First, I think it's way too soon to write off Lannett's chances of successfully integrating Kremers into its operations. The company already announced restructuring plans that should allow it to net around $40 million in savings in the first year after the acquisition closed. That's a great start to achieving the full synergies expected from the deal.
The tougher challenge, though, is replacing the $87 million in revenue from the unnamed customer that left Kremers just before the Lannett acquisition was finalized. Lannett management has previously stated that over 30% of that lost revenue has been replaced. The company is also talking with the big customer about restoring the relationship. Those are also good starts to rebuilding investors' confidence.

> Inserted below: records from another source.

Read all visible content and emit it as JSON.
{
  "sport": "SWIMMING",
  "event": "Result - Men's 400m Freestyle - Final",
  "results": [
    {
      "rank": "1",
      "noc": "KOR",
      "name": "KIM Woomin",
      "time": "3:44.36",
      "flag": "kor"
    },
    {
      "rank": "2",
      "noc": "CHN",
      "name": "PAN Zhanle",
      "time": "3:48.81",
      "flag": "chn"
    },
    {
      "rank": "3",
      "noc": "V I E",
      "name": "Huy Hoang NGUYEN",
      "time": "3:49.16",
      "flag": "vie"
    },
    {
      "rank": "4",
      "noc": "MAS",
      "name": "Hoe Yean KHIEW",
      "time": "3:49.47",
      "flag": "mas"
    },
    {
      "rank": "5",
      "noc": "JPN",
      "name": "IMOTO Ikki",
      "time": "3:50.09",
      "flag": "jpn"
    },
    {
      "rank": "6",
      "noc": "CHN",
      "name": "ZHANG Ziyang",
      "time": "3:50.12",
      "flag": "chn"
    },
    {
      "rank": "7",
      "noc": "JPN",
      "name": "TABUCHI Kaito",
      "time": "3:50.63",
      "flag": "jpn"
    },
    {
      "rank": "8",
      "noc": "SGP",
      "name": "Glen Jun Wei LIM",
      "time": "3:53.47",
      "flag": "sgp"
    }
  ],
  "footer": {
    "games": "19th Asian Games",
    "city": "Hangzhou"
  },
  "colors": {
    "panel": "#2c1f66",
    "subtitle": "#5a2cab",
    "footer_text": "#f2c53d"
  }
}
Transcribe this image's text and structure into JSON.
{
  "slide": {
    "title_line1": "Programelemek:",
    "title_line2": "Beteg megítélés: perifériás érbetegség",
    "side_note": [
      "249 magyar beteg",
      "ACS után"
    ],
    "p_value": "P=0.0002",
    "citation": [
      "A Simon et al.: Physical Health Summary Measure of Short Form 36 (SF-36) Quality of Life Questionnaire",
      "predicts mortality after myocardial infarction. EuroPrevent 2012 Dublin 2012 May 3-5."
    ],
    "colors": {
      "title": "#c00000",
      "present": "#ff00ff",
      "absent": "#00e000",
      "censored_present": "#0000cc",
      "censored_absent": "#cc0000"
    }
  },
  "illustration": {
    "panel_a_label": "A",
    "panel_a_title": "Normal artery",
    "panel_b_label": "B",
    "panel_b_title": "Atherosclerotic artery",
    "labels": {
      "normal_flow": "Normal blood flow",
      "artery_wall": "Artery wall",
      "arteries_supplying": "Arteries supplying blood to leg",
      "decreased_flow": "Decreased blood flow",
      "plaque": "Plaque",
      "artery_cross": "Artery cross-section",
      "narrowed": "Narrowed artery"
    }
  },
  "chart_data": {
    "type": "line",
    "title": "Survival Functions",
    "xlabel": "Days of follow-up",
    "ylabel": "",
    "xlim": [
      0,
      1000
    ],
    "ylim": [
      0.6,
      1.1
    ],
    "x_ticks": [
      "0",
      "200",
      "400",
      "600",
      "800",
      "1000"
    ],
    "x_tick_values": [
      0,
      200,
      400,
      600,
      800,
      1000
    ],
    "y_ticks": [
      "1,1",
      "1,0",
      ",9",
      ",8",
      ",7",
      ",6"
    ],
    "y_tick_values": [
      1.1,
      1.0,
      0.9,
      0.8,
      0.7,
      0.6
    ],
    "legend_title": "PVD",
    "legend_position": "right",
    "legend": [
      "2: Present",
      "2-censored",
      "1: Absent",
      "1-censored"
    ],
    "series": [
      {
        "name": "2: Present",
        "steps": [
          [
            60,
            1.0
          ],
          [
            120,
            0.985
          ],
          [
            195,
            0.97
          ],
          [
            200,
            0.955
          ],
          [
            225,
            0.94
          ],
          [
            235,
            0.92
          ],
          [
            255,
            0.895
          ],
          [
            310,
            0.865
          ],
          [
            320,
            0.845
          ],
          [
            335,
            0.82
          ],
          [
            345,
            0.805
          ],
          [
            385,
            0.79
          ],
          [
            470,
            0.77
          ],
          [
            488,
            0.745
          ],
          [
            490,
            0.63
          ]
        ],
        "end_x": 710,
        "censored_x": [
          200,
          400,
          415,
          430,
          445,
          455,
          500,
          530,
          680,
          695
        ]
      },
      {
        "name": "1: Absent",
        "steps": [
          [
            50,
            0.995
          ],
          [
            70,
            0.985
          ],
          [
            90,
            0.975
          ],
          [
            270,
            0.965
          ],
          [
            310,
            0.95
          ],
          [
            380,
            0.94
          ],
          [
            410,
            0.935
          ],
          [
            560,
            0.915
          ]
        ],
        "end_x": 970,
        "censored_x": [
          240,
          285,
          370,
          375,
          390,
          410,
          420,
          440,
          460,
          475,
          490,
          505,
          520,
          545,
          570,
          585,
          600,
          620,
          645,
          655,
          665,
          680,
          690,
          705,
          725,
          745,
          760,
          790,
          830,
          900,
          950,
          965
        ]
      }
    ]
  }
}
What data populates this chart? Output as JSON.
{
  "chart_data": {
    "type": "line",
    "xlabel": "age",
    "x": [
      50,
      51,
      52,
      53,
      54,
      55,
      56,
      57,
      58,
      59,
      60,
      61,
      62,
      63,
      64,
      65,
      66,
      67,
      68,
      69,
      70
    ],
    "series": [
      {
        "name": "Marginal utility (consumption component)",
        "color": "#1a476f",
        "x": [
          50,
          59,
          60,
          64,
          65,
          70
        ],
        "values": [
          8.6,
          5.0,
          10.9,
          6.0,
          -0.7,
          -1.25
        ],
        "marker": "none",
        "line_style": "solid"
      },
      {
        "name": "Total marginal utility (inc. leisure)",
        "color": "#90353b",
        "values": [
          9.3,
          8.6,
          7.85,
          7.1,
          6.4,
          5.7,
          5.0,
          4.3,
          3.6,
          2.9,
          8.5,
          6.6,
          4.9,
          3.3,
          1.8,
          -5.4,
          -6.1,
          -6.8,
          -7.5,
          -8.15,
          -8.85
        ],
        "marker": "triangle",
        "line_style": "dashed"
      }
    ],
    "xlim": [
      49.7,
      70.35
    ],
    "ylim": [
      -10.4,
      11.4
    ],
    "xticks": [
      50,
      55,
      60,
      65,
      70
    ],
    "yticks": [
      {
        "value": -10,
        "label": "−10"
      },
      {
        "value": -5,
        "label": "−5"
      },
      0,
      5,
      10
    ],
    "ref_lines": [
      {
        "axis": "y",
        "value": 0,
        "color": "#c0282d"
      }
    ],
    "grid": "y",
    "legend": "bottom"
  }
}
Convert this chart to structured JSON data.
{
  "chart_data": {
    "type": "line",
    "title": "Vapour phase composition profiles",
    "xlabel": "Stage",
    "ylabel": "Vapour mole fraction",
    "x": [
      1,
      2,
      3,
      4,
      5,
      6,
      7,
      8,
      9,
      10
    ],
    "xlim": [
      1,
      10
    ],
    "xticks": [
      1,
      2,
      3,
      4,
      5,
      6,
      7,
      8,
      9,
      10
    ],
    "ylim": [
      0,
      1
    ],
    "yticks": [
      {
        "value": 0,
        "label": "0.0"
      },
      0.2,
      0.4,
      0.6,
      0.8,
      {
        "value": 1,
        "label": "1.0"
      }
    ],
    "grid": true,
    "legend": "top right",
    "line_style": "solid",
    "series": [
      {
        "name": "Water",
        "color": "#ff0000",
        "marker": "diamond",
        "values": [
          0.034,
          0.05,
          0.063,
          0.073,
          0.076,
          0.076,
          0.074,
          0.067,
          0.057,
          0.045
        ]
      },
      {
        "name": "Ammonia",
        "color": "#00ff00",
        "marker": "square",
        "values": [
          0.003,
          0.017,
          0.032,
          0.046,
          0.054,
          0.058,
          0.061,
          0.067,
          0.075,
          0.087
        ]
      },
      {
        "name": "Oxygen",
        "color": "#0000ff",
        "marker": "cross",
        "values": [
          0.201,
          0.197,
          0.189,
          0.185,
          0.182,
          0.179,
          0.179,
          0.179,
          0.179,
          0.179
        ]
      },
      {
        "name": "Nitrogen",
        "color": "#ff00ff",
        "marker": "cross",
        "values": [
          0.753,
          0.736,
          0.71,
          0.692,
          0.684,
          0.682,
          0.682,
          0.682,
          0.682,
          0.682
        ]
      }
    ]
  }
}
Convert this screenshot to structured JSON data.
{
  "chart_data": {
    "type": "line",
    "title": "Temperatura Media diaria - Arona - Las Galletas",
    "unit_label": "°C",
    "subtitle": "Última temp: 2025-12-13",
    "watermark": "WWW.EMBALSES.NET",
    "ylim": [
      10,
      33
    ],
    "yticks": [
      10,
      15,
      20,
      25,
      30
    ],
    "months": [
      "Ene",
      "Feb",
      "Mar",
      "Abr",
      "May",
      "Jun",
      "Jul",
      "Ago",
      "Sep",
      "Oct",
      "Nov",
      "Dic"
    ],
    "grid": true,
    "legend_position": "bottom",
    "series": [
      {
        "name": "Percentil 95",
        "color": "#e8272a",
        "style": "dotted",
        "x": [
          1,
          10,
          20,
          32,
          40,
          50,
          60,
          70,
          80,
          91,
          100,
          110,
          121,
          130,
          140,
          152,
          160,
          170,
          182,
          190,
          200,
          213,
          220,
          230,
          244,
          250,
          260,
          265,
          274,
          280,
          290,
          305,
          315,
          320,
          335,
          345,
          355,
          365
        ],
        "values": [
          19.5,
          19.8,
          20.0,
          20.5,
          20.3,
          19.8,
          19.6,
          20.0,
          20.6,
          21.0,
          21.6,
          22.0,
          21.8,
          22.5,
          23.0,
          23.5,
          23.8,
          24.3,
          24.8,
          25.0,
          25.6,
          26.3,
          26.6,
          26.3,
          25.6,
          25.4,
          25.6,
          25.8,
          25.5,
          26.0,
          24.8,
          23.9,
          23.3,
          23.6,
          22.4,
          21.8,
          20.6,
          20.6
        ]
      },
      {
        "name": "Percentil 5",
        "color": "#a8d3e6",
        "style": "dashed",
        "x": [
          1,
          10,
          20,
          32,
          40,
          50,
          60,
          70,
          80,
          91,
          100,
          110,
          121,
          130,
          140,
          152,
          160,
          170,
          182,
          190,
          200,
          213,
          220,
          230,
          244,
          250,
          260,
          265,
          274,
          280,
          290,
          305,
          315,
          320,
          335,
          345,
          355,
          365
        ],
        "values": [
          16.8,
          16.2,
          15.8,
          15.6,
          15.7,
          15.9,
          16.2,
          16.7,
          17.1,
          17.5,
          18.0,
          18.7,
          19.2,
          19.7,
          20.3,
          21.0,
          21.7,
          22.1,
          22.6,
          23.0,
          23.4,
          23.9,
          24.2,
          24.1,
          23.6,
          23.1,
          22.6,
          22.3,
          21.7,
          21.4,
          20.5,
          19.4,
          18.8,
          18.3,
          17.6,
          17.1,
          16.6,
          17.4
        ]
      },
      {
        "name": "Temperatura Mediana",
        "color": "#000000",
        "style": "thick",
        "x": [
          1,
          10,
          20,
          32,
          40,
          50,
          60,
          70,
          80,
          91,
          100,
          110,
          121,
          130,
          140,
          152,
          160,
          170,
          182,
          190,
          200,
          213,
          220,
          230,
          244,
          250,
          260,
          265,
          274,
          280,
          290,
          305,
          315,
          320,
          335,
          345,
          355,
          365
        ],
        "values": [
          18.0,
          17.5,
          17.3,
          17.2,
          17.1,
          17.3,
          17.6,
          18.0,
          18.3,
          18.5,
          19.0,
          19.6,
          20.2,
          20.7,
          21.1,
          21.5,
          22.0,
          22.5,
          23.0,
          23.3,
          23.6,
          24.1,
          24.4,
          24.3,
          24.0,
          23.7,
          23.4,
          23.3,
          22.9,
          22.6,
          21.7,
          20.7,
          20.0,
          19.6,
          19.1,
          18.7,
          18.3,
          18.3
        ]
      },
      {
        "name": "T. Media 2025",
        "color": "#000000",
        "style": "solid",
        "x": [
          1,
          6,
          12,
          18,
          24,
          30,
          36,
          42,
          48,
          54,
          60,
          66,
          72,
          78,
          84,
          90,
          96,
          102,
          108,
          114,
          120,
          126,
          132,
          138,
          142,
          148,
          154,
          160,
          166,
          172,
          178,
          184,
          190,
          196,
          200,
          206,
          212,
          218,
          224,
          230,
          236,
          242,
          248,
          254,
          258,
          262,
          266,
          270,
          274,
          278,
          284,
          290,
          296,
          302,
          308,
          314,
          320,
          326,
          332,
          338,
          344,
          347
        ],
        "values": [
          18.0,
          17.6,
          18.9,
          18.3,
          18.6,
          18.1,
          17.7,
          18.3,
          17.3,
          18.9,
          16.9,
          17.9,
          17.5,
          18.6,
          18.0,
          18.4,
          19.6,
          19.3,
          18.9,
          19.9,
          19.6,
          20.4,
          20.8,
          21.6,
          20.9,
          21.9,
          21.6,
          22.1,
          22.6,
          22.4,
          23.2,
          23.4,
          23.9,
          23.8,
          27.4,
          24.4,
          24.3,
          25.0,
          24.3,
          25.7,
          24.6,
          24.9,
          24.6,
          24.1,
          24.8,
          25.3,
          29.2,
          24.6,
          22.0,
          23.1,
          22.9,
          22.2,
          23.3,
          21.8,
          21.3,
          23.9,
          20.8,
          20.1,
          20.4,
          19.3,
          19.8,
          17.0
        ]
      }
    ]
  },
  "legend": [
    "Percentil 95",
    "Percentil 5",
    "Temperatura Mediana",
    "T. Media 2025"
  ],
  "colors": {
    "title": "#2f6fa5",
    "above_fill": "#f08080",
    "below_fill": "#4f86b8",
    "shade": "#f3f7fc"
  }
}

What about that lowered earnings outlook? I think it's a temporary issue. Lannett's reduced earnings forecast owed partly to delayed product launches. Those launches will move forward -- but just a little later than originally planned.
Lannett is currently trading at a bargain-basement valuation of a little over 10 times earnings. That price reflects a downright gloomy opinion about the company's future prospects. In reality, those prospects aren't that bad. It might take some time to recover from the negative events of the past year, but I think Lannett will be a winner over the long run.